Federal Parliament searched as part of investigation into the murder of Congolese PM
Detectives from the Federal Judicial Authorities have carried out a search in Belgium’s Federal Parliament as part of the ongoing investigation into the murder of the then Congolese Prime Minister Patrice Lumumba (photo above) in 1961. Several documents drafted by a parliamentary commission that looked into the murder of Lumumba and concluded its work in 2001 were confiscated.
In 2012, using the law on universal jurisdiction and at the request of the late Mr Lumumba’s family, the Belgian Judicial Authorities opened an investigation into the murder. The rules on universal jurisdiction make it possible for people to be prosecuted for war crimes, crimes against humanity or genocide committed abroad providing that plaintiff or plaintiffs have a connection with Belgium. The Chamber of Indictment agreed to categorise Patrice Lumumba’s murder as a war crime.
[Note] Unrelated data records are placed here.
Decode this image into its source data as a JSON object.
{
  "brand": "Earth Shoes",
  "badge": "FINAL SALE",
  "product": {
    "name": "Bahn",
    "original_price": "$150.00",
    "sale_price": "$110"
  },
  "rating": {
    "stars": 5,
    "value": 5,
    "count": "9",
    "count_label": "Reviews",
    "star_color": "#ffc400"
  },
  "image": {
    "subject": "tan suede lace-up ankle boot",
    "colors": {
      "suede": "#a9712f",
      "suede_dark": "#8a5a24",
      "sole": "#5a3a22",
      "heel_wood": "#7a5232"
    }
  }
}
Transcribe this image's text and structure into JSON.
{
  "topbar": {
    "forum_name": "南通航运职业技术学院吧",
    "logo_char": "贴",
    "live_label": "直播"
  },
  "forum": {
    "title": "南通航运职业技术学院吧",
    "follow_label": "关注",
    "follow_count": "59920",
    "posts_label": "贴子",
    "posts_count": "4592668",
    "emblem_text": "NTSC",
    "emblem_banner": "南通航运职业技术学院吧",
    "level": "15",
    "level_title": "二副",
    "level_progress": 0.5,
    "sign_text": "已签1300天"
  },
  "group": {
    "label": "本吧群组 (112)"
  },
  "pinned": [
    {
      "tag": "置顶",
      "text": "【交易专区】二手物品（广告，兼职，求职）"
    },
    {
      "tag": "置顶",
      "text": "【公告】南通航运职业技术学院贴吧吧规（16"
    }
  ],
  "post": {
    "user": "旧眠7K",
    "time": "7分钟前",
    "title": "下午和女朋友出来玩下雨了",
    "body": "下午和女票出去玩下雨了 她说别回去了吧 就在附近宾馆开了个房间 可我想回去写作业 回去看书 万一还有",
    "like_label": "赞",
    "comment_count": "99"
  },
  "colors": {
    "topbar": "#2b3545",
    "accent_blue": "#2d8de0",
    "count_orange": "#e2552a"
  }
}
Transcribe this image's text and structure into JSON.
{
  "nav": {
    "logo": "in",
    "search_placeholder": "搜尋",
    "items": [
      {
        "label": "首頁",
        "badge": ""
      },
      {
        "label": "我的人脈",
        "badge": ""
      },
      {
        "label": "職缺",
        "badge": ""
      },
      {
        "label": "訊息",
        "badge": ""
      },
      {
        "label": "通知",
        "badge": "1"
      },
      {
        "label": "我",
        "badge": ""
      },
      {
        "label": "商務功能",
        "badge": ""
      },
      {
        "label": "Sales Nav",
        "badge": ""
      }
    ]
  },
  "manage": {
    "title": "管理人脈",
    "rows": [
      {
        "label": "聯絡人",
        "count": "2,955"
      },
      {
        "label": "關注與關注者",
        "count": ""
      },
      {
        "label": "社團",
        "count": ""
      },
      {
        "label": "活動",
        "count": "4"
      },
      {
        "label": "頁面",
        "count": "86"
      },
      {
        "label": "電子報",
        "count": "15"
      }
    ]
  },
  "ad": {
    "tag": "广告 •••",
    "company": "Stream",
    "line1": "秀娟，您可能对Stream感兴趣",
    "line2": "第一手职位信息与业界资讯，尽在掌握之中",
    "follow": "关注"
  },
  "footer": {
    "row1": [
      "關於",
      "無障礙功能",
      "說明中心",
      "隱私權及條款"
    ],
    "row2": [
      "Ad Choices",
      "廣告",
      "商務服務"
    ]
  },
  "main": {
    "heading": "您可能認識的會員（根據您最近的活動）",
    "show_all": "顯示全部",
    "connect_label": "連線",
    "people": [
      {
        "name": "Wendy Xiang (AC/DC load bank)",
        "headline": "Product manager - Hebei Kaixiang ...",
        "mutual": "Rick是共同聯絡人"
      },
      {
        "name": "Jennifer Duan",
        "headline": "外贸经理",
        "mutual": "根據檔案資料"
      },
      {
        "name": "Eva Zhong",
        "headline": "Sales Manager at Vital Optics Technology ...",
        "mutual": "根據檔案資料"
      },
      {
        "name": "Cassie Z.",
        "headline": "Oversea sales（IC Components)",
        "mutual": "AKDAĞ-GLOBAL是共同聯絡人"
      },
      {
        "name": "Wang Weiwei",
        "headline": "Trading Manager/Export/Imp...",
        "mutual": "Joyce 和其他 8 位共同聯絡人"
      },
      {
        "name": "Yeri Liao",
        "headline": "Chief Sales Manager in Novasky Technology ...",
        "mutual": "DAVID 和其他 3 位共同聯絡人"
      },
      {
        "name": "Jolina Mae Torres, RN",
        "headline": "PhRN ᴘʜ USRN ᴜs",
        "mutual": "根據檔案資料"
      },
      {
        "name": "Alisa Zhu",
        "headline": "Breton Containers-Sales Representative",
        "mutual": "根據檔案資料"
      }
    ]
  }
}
This set the way clear for a criminal investigation to start.
The investigation is still on-going, although 8 of the 10 people against whom Patrice Lumumba’s family are plaintiffs have since died.
Eric Van Duyse of the Federal Judicial Authorities confirms that several documents from the Parliamentary Lumumba Commission have been confiscated.
“Around 200 files. The Chamber of Indictment must now judge whether the Judicial Authorities will be able to take into consideration the statements that were taken from witnesses behind closed doors then. The documents have been sealed and put into one of the rooms at the parliament building”.